Andreas Denk
Auf dem Weg zum neuen Gefühl?
Ein Kongreß zum »Tasten« in der Bundeskunsthalle
Feel me, touch me, heal me, kill me”: Die Neufassung eines alten Marc-Bolan-Hits aus den siebziger Jahren, die die britische Pop-Combo UB40 kürzlich veröffentlichte, bringt es an den Tag: Der Tastsinn ist “in”. Insofern lag auch der fünfte Kongreß der interdisziplinären Serie “Die Zukunft der Sinne” in der Bundeskunsthalle, der sich dem Thema “Tasten” widmete, am “Puls der Zeit”.
Wissenschaftler verschiedener Disziplinen, Künstler und “Experten” näherten sich in Vorträgen, Diskussionen und Vorführungen dem Phänomen der Tastwahrnehmung: Aufgeboten waren unter anderen die Literaturwissenschaftlerin Barbara Korte (Chemnitz), der Wiener Dichter und Komponist Gerhard Rühm, die Journalistin Barbara Sichtermann, der Handchirurg, Musiker und Erfinder Robert Markison (New York) und die Sprecherin der Prostituierten-Selbsthilfeorganisation “Huren wehren sich gemeinsam” (HWG), Cora Malloy, als “Gummi-Bondage”-Expertin.
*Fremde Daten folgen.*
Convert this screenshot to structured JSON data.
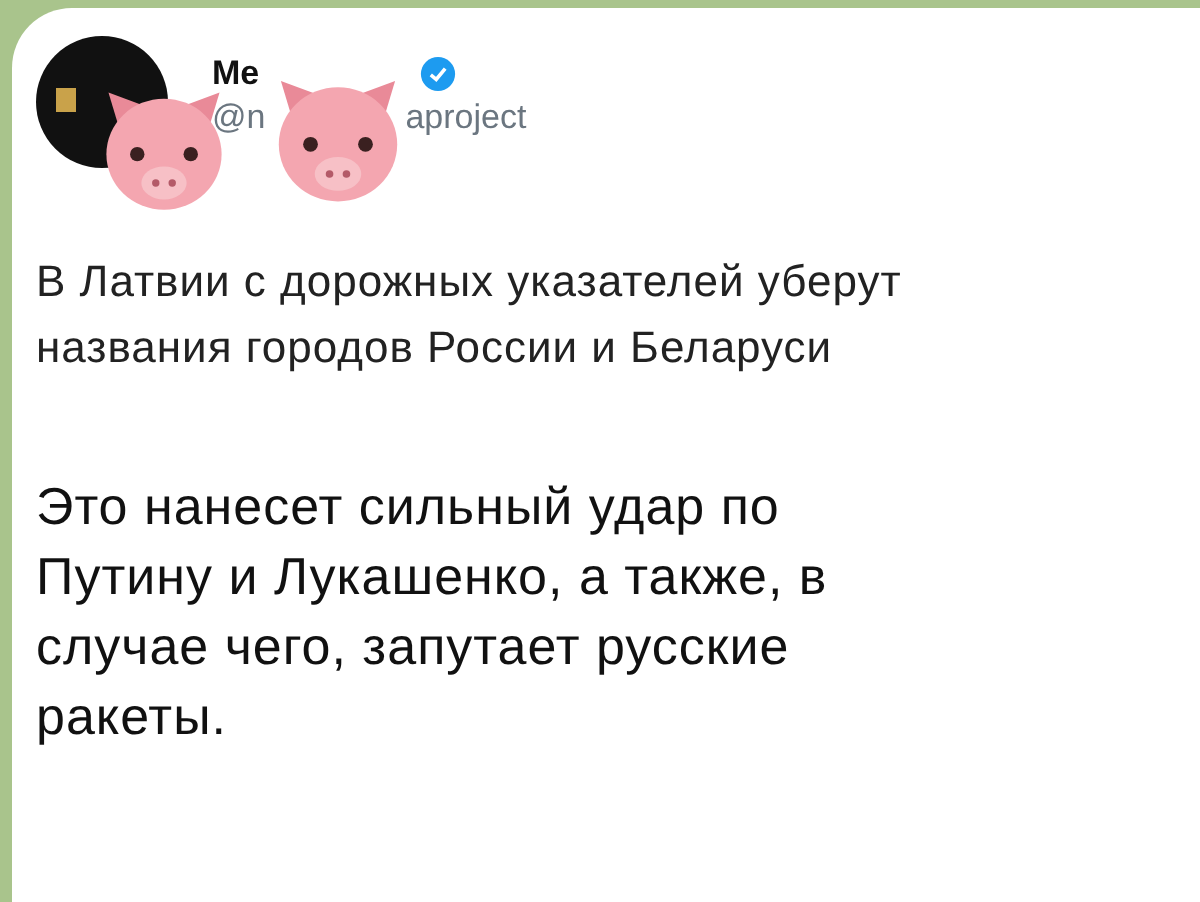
{
  "post": {
    "author_name": "Me",
    "handle_start": "@n",
    "handle_end": "aproject",
    "verified": true,
    "headline": "В Латвии с дорожных указателей уберут названия городов России и Беларуси",
    "comment": "Это нанесет сильный удар по Путину и Лукашенко, а также, в случае чего, запутает русские ракеты."
  }
}
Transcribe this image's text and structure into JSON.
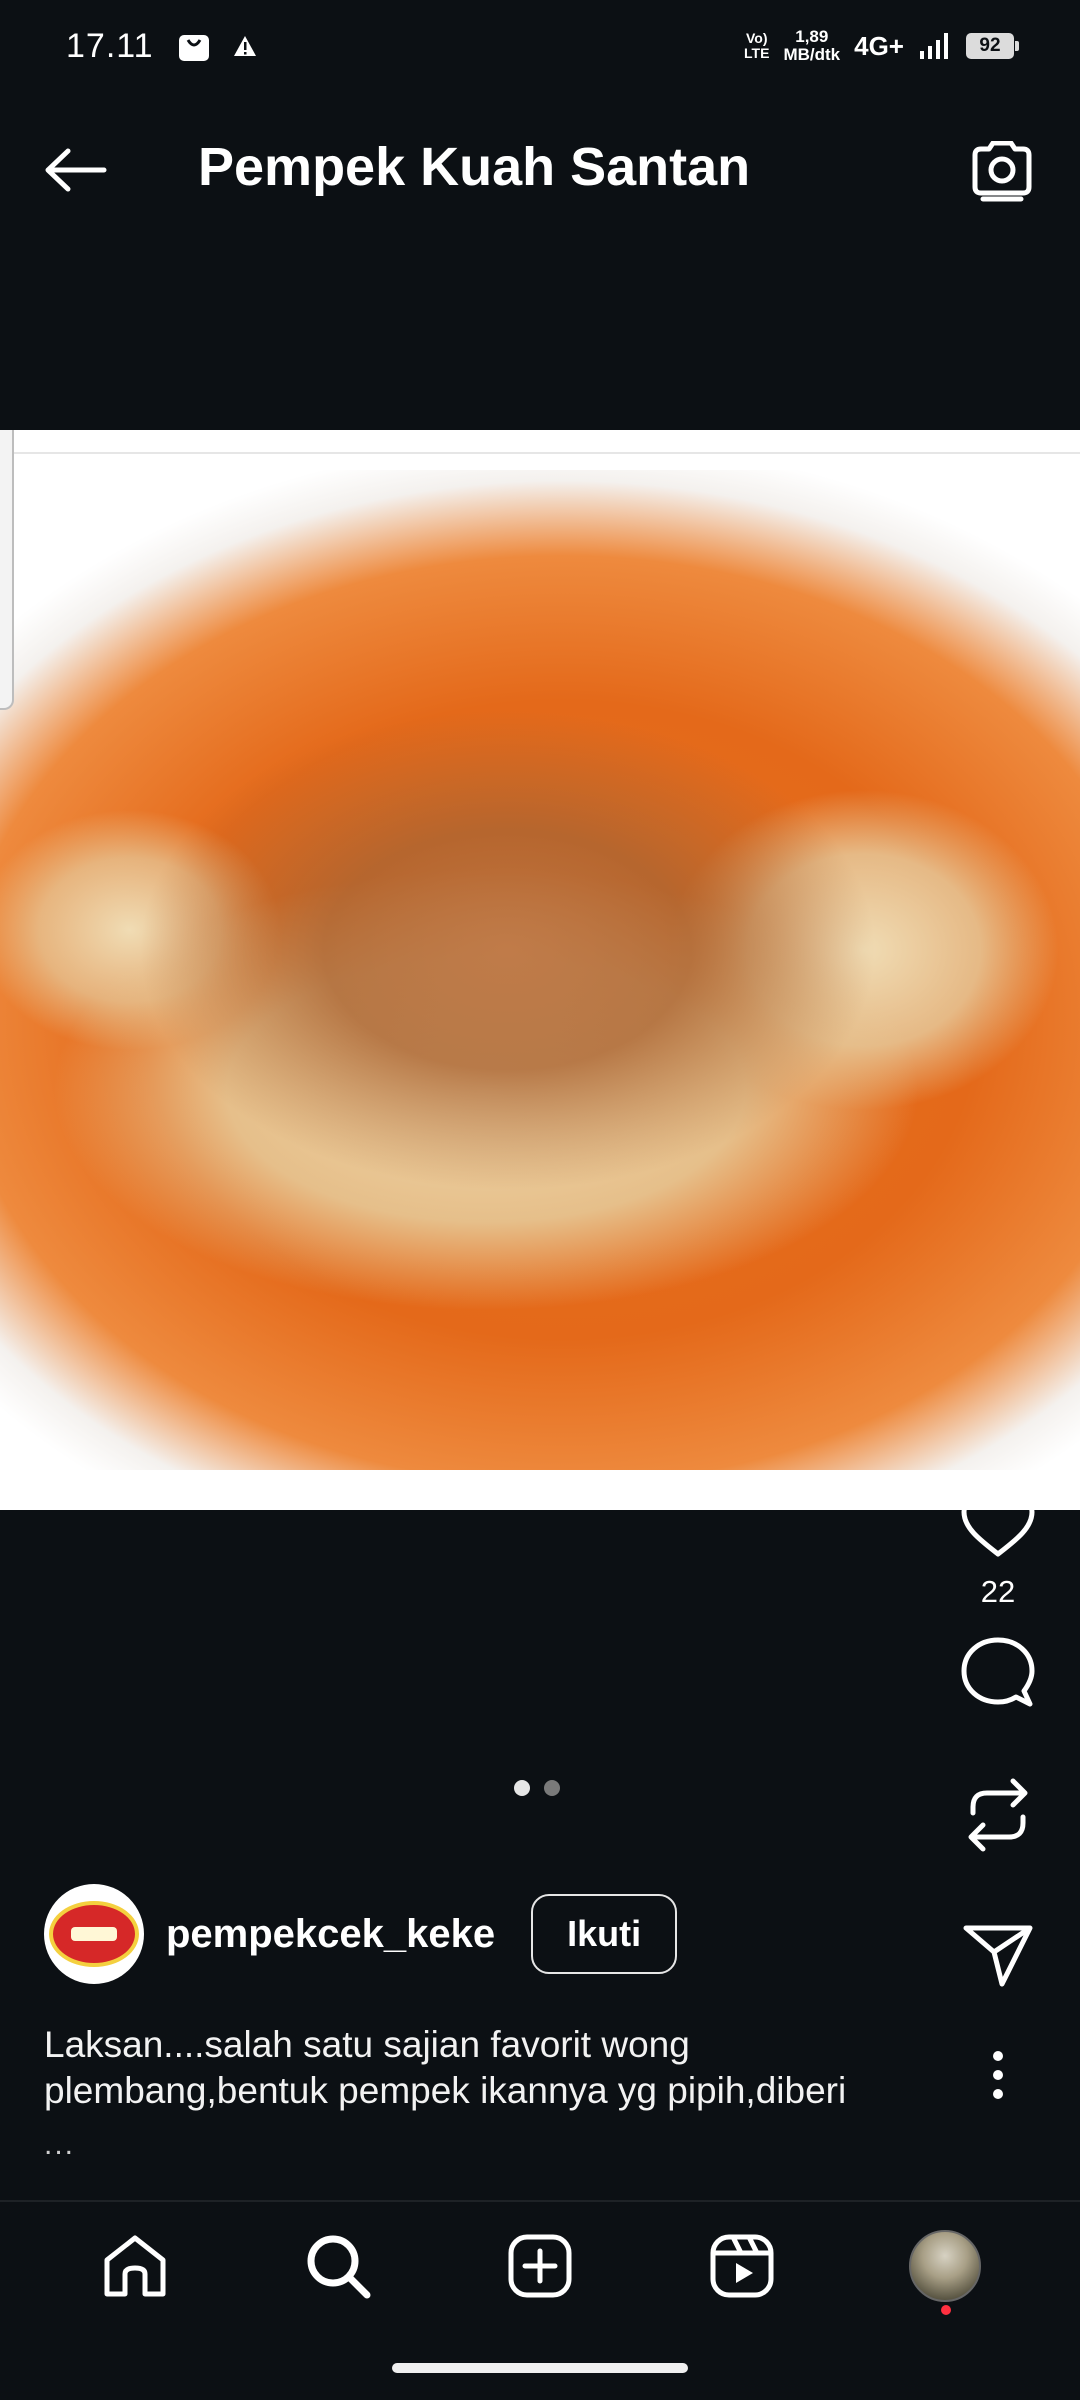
{
  "status_bar": {
    "time": "17.11",
    "volte_line1": "Vo)",
    "volte_line2": "LTE",
    "speed_value": "1,89",
    "speed_unit": "MB/dtk",
    "network": "4G+",
    "battery": "92"
  },
  "header": {
    "title": "Pempek Kuah Santan"
  },
  "post": {
    "image_alt": "Pempek kuah santan dish",
    "carousel_count": 2,
    "carousel_active": 1,
    "like_count": "22",
    "author": "pempekcek_keke",
    "follow_label": "Ikuti",
    "caption": "Laksan....salah satu sajian favorit wong plembang,bentuk pempek ikannya yg pipih,diberi",
    "caption_more": "..."
  },
  "bottom_nav": {
    "items": [
      "home-icon",
      "search-icon",
      "create-icon",
      "reels-icon",
      "profile"
    ]
  },
  "colors": {
    "background": "#0c1014",
    "text": "#ffffff",
    "notification_dot": "#ff3040"
  }
}
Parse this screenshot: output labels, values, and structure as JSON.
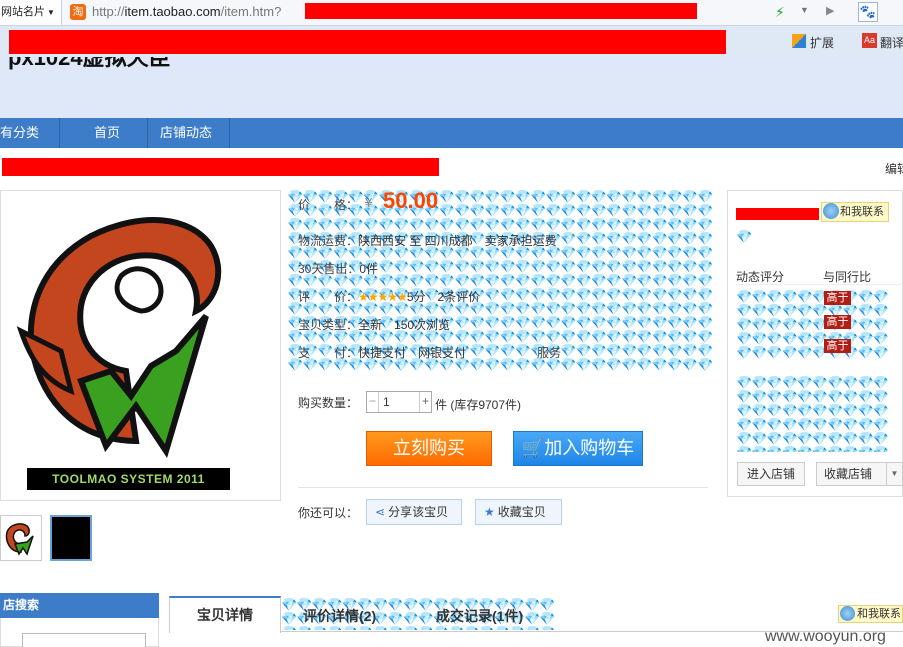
{
  "browser": {
    "site_card_label": "网站名片",
    "url_domain": "item.taobao.com",
    "url_prefix": "http://",
    "url_suffix": "/item.htm?",
    "ext_label": "扩展",
    "translate_label": "翻译",
    "tao_icon_char": "淘"
  },
  "shop": {
    "title": "px1024虚拟天臣",
    "nav": [
      "有分类",
      "首页",
      "店铺动态"
    ],
    "edit_label": "编辑"
  },
  "product": {
    "logo_caption": "TOOLMAO SYSTEM 2011",
    "price_label": "价　　格：",
    "price_symbol": "¥",
    "price": "50.00",
    "shipping_label": "物流运费：",
    "shipping_value": "陕西西安 至 四川成都　卖家承担运费",
    "sold_label": "30天售出：",
    "sold_value": "0件",
    "rating_label": "评　　价：",
    "rating_stars": "★★★★★",
    "rating_value": "5分　2条评价",
    "type_label": "宝贝类型：",
    "type_value": "全新　150次浏览",
    "pay_label": "支　　付：",
    "pay_value": "快捷支付　网银支付",
    "service_label": "服务",
    "quantity_label": "购买数量：",
    "quantity_value": "1",
    "stock_text": "件 (库存9707件)",
    "buy_now_label": "立刻购买",
    "add_cart_label": "加入购物车",
    "also_label": "你还可以：",
    "share_label": "分享该宝贝",
    "favorite_label": "收藏宝贝"
  },
  "seller": {
    "contact_label": "和我联系",
    "rating_header": "动态评分",
    "compare_header": "与同行比",
    "badges": [
      "高于",
      "高于",
      "高于"
    ],
    "enter_shop_label": "进入店铺",
    "favorite_shop_label": "收藏店铺"
  },
  "bottom": {
    "search_header": "店搜索",
    "tabs": [
      "宝贝详情",
      "评价详情(2)",
      "成交记录(1件)"
    ],
    "contact_label": "和我联系"
  },
  "watermark": "www.wooyun.org",
  "colors": {
    "nav_bg": "#3d7cc9",
    "price": "#ff4400",
    "buy_now": "#ff7a00",
    "add_cart": "#2b8ff0",
    "badge": "#b21e16",
    "redaction": "#ff0000",
    "diamond_overlay": "#1f8fd0"
  },
  "icons": [
    "bolt-icon",
    "dropdown-icon",
    "play-icon",
    "paw-icon",
    "extension-icon",
    "translate-icon",
    "cart-icon",
    "share-icon",
    "star-icon",
    "contact-face-icon"
  ]
}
Argumentativ besonders anspruchsvoll, aber mit der Formulierung einer neodarwinistischen These anfechtbar verlief der Beitrag von Robin Dunbar (Liverpool): Er ging von der Beobachtung aus, daß die soziale Körperpflege (“Grooming”) bei Affen nicht nur der Hygiene, sondern auch der Vergewisserung persönlicher Beziehungen und der Festigung der “Herde” dient: Dabei nimmt die Pflegetätigkeit um so mehr Zeit ein, je größer die Gruppe ist. Dunbar konstatierte sodann eine Abhängigkeit der Gruppengröße von der zuständigen Neocortex des Gehirns und extrapolierte daraus schließlich den prozentualen Anteil des “Groomings” am Tagesablauf, der für Menschen etwa 40 Prozent betragen müßte. Die besonderen Lebensumstände der menschlichen “Jäger-Sammler-Gesellschaft” verhindern jedoch eine derartig lange Körperpflegephase, so daß der Mensch zum Ausgleich Sprache entwickelte, die, so Dunbar, auch unter Akademikern zu…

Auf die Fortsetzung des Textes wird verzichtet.